Pois tenho estado dividindo o tempo entre trabalho e arrumações. Não tenho nem tido vontade de cozinhar, para se ver como a coisa é séria.
Então, chega a hora mais difícil, a de descartar lembranças. Cerquei a tarefa, calculei, posterguei, até que não deu mais: ia ter que abrir caixas, cadernos, pastas para decidir o que ia, o que ficava.
Até me espantei com ainda ter conservado coisas que já acreditava "idas" na última mudança. Houve uma tarde que me deliciei lendo cartas trocadas com uma amiga (que revi no último sábado) quando tínhamos entre 15 e 17 anos. Ri da nossa inocência, dos "grandes problemas" que nos assolavam - trabalhos de escolha e por qual menino nos decidir, afinal. Li um cartão de uma amiga, na época recente, mas hoje entre os antigos, que me perguntava como mantinha meu bom humor - na verdade, nem lembrava que era tão bem-humorada assim.
Já um amigo recém-conhecido no colégio dizia que eu não devia estar sempre "preocupada", que, se tinha, como ele adivinhava, ideias "revoltosas", deveria expô-las.
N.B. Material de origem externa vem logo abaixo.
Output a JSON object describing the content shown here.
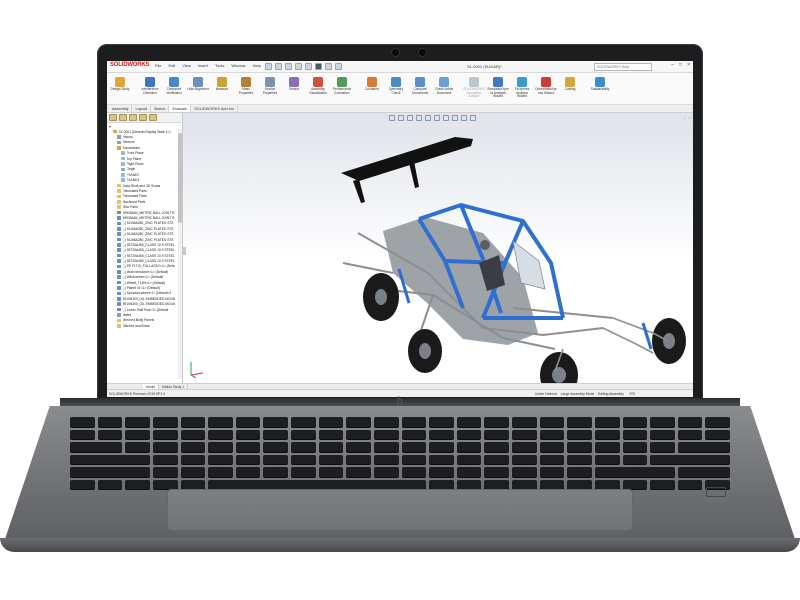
{
  "app": {
    "logo_text": "SOLIDWORKS",
    "document_title": "S1-0001 (SUGAR)*",
    "search_placeholder": "SOLIDWORKS Help",
    "window_controls": [
      "–",
      "□",
      "×"
    ]
  },
  "menu": [
    "File",
    "Edit",
    "View",
    "Insert",
    "Tools",
    "Window",
    "Help"
  ],
  "ribbon": {
    "commands": [
      {
        "label": "Design Study",
        "color": "#e3a43a",
        "enabled": true
      },
      {
        "label": "Interference Detection",
        "color": "#3d76c2",
        "enabled": true
      },
      {
        "label": "Clearance Verification",
        "color": "#4a86cc",
        "enabled": true
      },
      {
        "label": "Hole Alignment",
        "color": "#6a8fb8",
        "enabled": true
      },
      {
        "label": "Measure",
        "color": "#c9a236",
        "enabled": true
      },
      {
        "label": "Mass Properties",
        "color": "#b37e3a",
        "enabled": true
      },
      {
        "label": "Section Properties",
        "color": "#7d93ad",
        "enabled": true
      },
      {
        "label": "Sensor",
        "color": "#8c6fb0",
        "enabled": true
      },
      {
        "label": "Assembly Visualization",
        "color": "#d2513a",
        "enabled": true
      },
      {
        "label": "Performance Evaluation",
        "color": "#4f9d5a",
        "enabled": true
      },
      {
        "label": "Curvature",
        "color": "#d77a35",
        "enabled": true
      },
      {
        "label": "Symmetry Check",
        "color": "#4c8bc9",
        "enabled": true
      },
      {
        "label": "Compare Documents",
        "color": "#5b8fc7",
        "enabled": true
      },
      {
        "label": "Check Active Document",
        "color": "#6aa2d8",
        "enabled": true
      },
      {
        "label": "SOLIDWORKS Simulation Advisor",
        "color": "#bfc5cc",
        "enabled": false
      },
      {
        "label": "SimulationXpress Analysis Wizard",
        "color": "#3f7bc4",
        "enabled": true
      },
      {
        "label": "FloXpress Analysis Wizard",
        "color": "#3b9bd0",
        "enabled": true
      },
      {
        "label": "DriveWorksXpress Wizard",
        "color": "#cc3d3d",
        "enabled": true
      },
      {
        "label": "Costing",
        "color": "#d3a838",
        "enabled": true
      },
      {
        "label": "Sustainability",
        "color": "#3b8cc8",
        "enabled": true
      }
    ]
  },
  "tabs": [
    "Assembly",
    "Layout",
    "Sketch",
    "Evaluate",
    "SOLIDWORKS Add-Ins"
  ],
  "active_tab": "Evaluate",
  "feature_tree": {
    "rows": [
      {
        "label": "S1-0001 (Default<Display State 1>)",
        "color": "#d8a640",
        "indent": 0
      },
      {
        "label": "History",
        "color": "#8a9fb5",
        "indent": 1
      },
      {
        "label": "Sensors",
        "color": "#8a9fb5",
        "indent": 1
      },
      {
        "label": "Annotations",
        "color": "#d2a54a",
        "indent": 1
      },
      {
        "label": "Front Plane",
        "color": "#9bb7d4",
        "indent": 2
      },
      {
        "label": "Top Plane",
        "color": "#9bb7d4",
        "indent": 2
      },
      {
        "label": "Right Plane",
        "color": "#9bb7d4",
        "indent": 2
      },
      {
        "label": "Origin",
        "color": "#9aa0a6",
        "indent": 2
      },
      {
        "label": "PLANE2",
        "color": "#9bb7d4",
        "indent": 2
      },
      {
        "label": "PLANE4",
        "color": "#9bb7d4",
        "indent": 2
      },
      {
        "label": "Body Work and 3D Scans",
        "color": "#e0c26a",
        "indent": 1
      },
      {
        "label": "Fabricated Parts",
        "color": "#e0c26a",
        "indent": 1
      },
      {
        "label": "Purchased Parts",
        "color": "#e0c26a",
        "indent": 1
      },
      {
        "label": "Machined Parts",
        "color": "#e0c26a",
        "indent": 1
      },
      {
        "label": "Misc Parts",
        "color": "#e0c26a",
        "indent": 1
      },
      {
        "label": "59935A84_METRIC BALL JOINT R",
        "color": "#6a8fc2",
        "indent": 1
      },
      {
        "label": "59935A84_METRIC BALL JOINT R",
        "color": "#6a8fc2",
        "indent": 1
      },
      {
        "label": "(-) 91166A280_ZINC PLATED STE",
        "color": "#6a8fc2",
        "indent": 1
      },
      {
        "label": "(-) 91166A280_ZINC PLATED STE",
        "color": "#6a8fc2",
        "indent": 1
      },
      {
        "label": "(-) 91166A280_ZINC PLATED STE",
        "color": "#6a8fc2",
        "indent": 1
      },
      {
        "label": "(-) 91166A280_ZINC PLATED STE",
        "color": "#6a8fc2",
        "indent": 1
      },
      {
        "label": "(-) 93725A455_CLASS 10.9 STEEL",
        "color": "#6a8fc2",
        "indent": 1
      },
      {
        "label": "(-) 93725A455_CLASS 10.9 STEEL",
        "color": "#6a8fc2",
        "indent": 1
      },
      {
        "label": "(-) 93725A455_CLASS 10.9 STEEL",
        "color": "#6a8fc2",
        "indent": 1
      },
      {
        "label": "(-) 93725A455_CLASS 10.9 STEEL",
        "color": "#6a8fc2",
        "indent": 1
      },
      {
        "label": "(-) PE FLT-B_FULL ASSY<1> (Defa",
        "color": "#6a8fc2",
        "indent": 1
      },
      {
        "label": "(-) chain tensioner<1> (Default)",
        "color": "#6a8fc2",
        "indent": 1
      },
      {
        "label": "(-) Windscreen<1> (Default)",
        "color": "#6a8fc2",
        "indent": 1
      },
      {
        "label": "(-) Wheel_T16H<1> (Default)",
        "color": "#6a8fc2",
        "indent": 1
      },
      {
        "label": "(-) Planet 01<1> (Default)",
        "color": "#6a8fc2",
        "indent": 1
      },
      {
        "label": "(-) Sprocket-wheel<1> (Default<1",
        "color": "#6a8fc2",
        "indent": 1
      },
      {
        "label": "5910N300_OIL EMBEDDED MOUN",
        "color": "#6a8fc2",
        "indent": 1
      },
      {
        "label": "5910N300_OIL EMBEDDED MOUN",
        "color": "#6a8fc2",
        "indent": 1
      },
      {
        "label": "(-) Lower Shift Rod<1> (Default",
        "color": "#6a8fc2",
        "indent": 1
      },
      {
        "label": "Mates",
        "color": "#8a9fb5",
        "indent": 1
      },
      {
        "label": "Mirrored Body Panels",
        "color": "#e0c26a",
        "indent": 1
      },
      {
        "label": "Stitches and Bows",
        "color": "#e0c26a",
        "indent": 1
      }
    ]
  },
  "bottom_tabs": [
    "Model",
    "Motion Study 1"
  ],
  "status": {
    "left": "SOLIDWORKS Premium 2019 SP1.0",
    "right_items": [
      "Under Defined",
      "Large Assembly Mode",
      "Editing Assembly",
      "IPS"
    ]
  },
  "model": {
    "frame_color": "#2e6fd1",
    "panel_color": "#9ea3a8",
    "tube_color": "#8b8f94",
    "tire_color": "#1a1a1a",
    "wing_color": "#111111",
    "accent_blue": "#2d6cd3"
  }
}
Encontrei ainda cartas trocadas com colegas do restauro - nem me lembrava das tais cartas, mas foi uma delícia relembrar, pela resposta das meninas, o que tínhamos vivido naquele espaço em comum.
Havia diversas cartas e cartões de um amigo que nunca mais vi, vizinho de meus primos no Rio (cujo contato também perdi). Algumas correspondências de uma tia que eu queria como madrinha de crisma - desisti de me crismar, mas essa tia ficou como uma pessoa querida.
Encontrei também textos meus e tive um arrepio: realmente, o que escrevemos mostra o que somos, em cada momento. No caso, com 15, 16 anos, uma alma meio "emo". Nem me reconheço, embora não possa negar que era eu. Também. (Acabo de receber de um amigo uma carta que Graciliano Ramos escreveu para sua irmã, que ensaiava os primeiros passos na literatura - a bronca do irmão famoso dizia respeito a escrever apenas sobre o que conhecemos. E se nada ou pouco conhecemos? Bom.)
O pior foi ter descoberto que eu havia guardado tantas agendas. Deu um trabalhão descartá-las.
E fiquei especialmente surpresa por perceber como a memória apaga tanta coisa. Bilhetinhos de pessoas que nem imagino quem sejam se contrapõem ao fato de eu me lembrar da roupa que vestia em determinada ocasião. Sim, é o caso da importância que damos aos fatos, da tal memória seletiva. Mas é assustador perceber como os eventos vividos simplesmente... somem. Como tudo acontece ao mesmo tempo, não percebemos as nossas próprias transformações. Somente quando precisamos parar e olhar com distanciamento para os fatos é que nos damos conta disso tudo, como se observássemos os fotogramas de um filme, um a um.
Não, não temos controle de nada. E muitas vezes nem conseguimos apreender os acontecimentos, que passam por nós como as águas de um rio. Mais um motivo para me preocupar menos com os vaivéns da vida. Não só as coisas mudam o tempo todo, como também elas simplesmente podem desaparecer. Simplesmente.